Nov 2, 2015, 08.00AM IST | Economic Times
Arvind is an IT professional, living in a metro with his wife and children. His income has been steadily rising over the last 10 years. The family leads a comfortable life, despite servicing a home loan taken eight years ago. Arvind’s wife now wants to renovate the house. The family had not planned on or saved for this expenditure. Arvind is unable to spare any funds and he does not want to draw from his existing investments. Since the renovation is going to be a one-time expenditure, his wife suggests that they take a personal loan. Is that the right thing to do?

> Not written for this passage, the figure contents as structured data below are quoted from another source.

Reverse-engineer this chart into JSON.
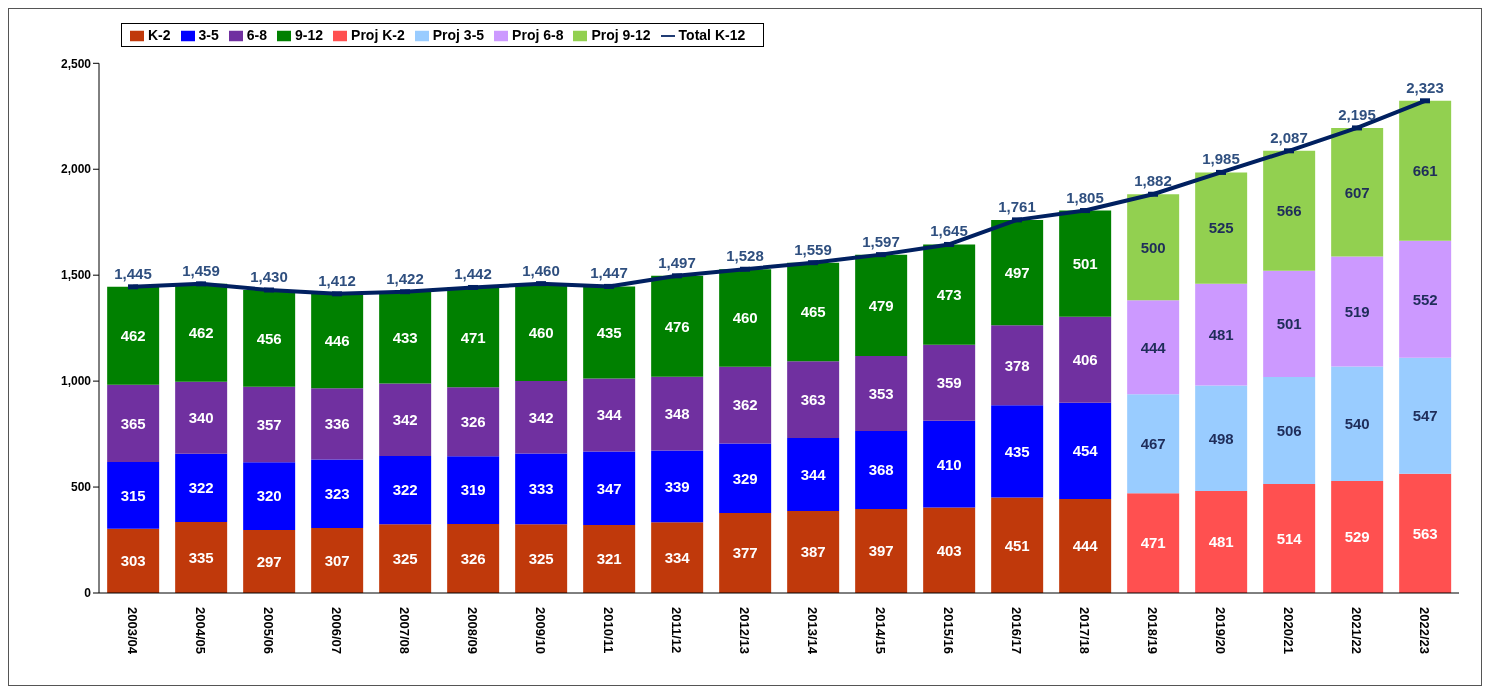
{
  "chart_data": {
    "type": "bar",
    "stacked": true,
    "categories": [
      "2003/04",
      "2004/05",
      "2005/06",
      "2006/07",
      "2007/08",
      "2008/09",
      "2009/10",
      "2010/11",
      "2011/12",
      "2012/13",
      "2013/14",
      "2014/15",
      "2015/16",
      "2016/17",
      "2017/18",
      "2018/19",
      "2019/20",
      "2020/21",
      "2021/22",
      "2022/23"
    ],
    "series": [
      {
        "name": "K-2",
        "color": "#c0390b",
        "values": [
          303,
          335,
          297,
          307,
          325,
          326,
          325,
          321,
          334,
          377,
          387,
          397,
          403,
          451,
          444,
          null,
          null,
          null,
          null,
          null
        ]
      },
      {
        "name": "3-5",
        "color": "#0000ff",
        "values": [
          315,
          322,
          320,
          323,
          322,
          319,
          333,
          347,
          339,
          329,
          344,
          368,
          410,
          435,
          454,
          null,
          null,
          null,
          null,
          null
        ]
      },
      {
        "name": "6-8",
        "color": "#7030a0",
        "values": [
          365,
          340,
          357,
          336,
          342,
          326,
          342,
          344,
          348,
          362,
          363,
          353,
          359,
          378,
          406,
          null,
          null,
          null,
          null,
          null
        ]
      },
      {
        "name": "9-12",
        "color": "#008000",
        "values": [
          462,
          462,
          456,
          446,
          433,
          471,
          460,
          435,
          476,
          460,
          465,
          479,
          473,
          497,
          501,
          null,
          null,
          null,
          null,
          null
        ]
      },
      {
        "name": "Proj K-2",
        "color": "#ff5050",
        "values": [
          null,
          null,
          null,
          null,
          null,
          null,
          null,
          null,
          null,
          null,
          null,
          null,
          null,
          null,
          null,
          471,
          481,
          514,
          529,
          563
        ]
      },
      {
        "name": "Proj 3-5",
        "color": "#99ccff",
        "values": [
          null,
          null,
          null,
          null,
          null,
          null,
          null,
          null,
          null,
          null,
          null,
          null,
          null,
          null,
          null,
          467,
          498,
          506,
          540,
          547
        ]
      },
      {
        "name": "Proj 6-8",
        "color": "#cc99ff",
        "values": [
          null,
          null,
          null,
          null,
          null,
          null,
          null,
          null,
          null,
          null,
          null,
          null,
          null,
          null,
          null,
          444,
          481,
          501,
          519,
          552
        ]
      },
      {
        "name": "Proj 9-12",
        "color": "#92d050",
        "values": [
          null,
          null,
          null,
          null,
          null,
          null,
          null,
          null,
          null,
          null,
          null,
          null,
          null,
          null,
          null,
          500,
          525,
          566,
          607,
          661
        ]
      },
      {
        "name": "Total K-12",
        "type": "line",
        "color": "#002060",
        "values": [
          1445,
          1459,
          1430,
          1412,
          1422,
          1442,
          1460,
          1447,
          1497,
          1528,
          1559,
          1597,
          1645,
          1761,
          1805,
          1882,
          1985,
          2087,
          2195,
          2323
        ],
        "value_labels": [
          "1,445",
          "1,459",
          "1,430",
          "1,412",
          "1,422",
          "1,442",
          "1,460",
          "1,447",
          "1,497",
          "1,528",
          "1,559",
          "1,597",
          "1,645",
          "1,761",
          "1,805",
          "1,882",
          "1,985",
          "2,087",
          "2,195",
          "2,323"
        ]
      }
    ],
    "ylim": [
      0,
      2500
    ],
    "yticks": [
      {
        "value": 0,
        "label": "0"
      },
      {
        "value": 500,
        "label": "500"
      },
      {
        "value": 1000,
        "label": "1,000"
      },
      {
        "value": 1500,
        "label": "1,500"
      },
      {
        "value": 2000,
        "label": "2,000"
      },
      {
        "value": 2500,
        "label": "2,500"
      }
    ],
    "data_labels": true,
    "legend": "top left",
    "marker": "square"
  }
}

Arvind is not keen on going through the hassless of applying for a new loan. Since he already has a running home loan, his financial adviser suggests taking a top-up loan, which would be a better and faster option than a personal loan. Arvind will be eligible for a top-up loan now since the original loan was taken eight years ago and he has been diligently paying all the EMIs towards repaying that. Moreover, thanks to the steady rise in his income, he will be eligible for a sufficiently big topup loan.
Considering Arvind is an existing customer, the documentation and the overall process will be fast in case of a top-up loan as there is an existing relationship and the history is known by the lender. Moreover, with a top-up loan, he gets the benefit of a longer repayment tenure. The maximum tenure for a personal loan is 5 years while a top-up loan’s tenure could go up to the remaining tenure of the home loan. Also, the interest rates on top-up loans are lower than a personal loan. A personal loan is unsecured, while the top-up is an additional home loan secured by the property. Additionally, Arvind will be able to seek tax benefits as he plans to utilise the top-up loan amount for renovating the existing house.
For someone like Arvind who has a good repayment track record, availing a top-up loan may work out to be an efficient solution. He would get the benefit of a secured loan (lower interest rate and EMI, longer tenure) without having to mortgage a new asset. He should, however, review the insurance cover for the loan and ensure that it is also modified to cover the new increased liability.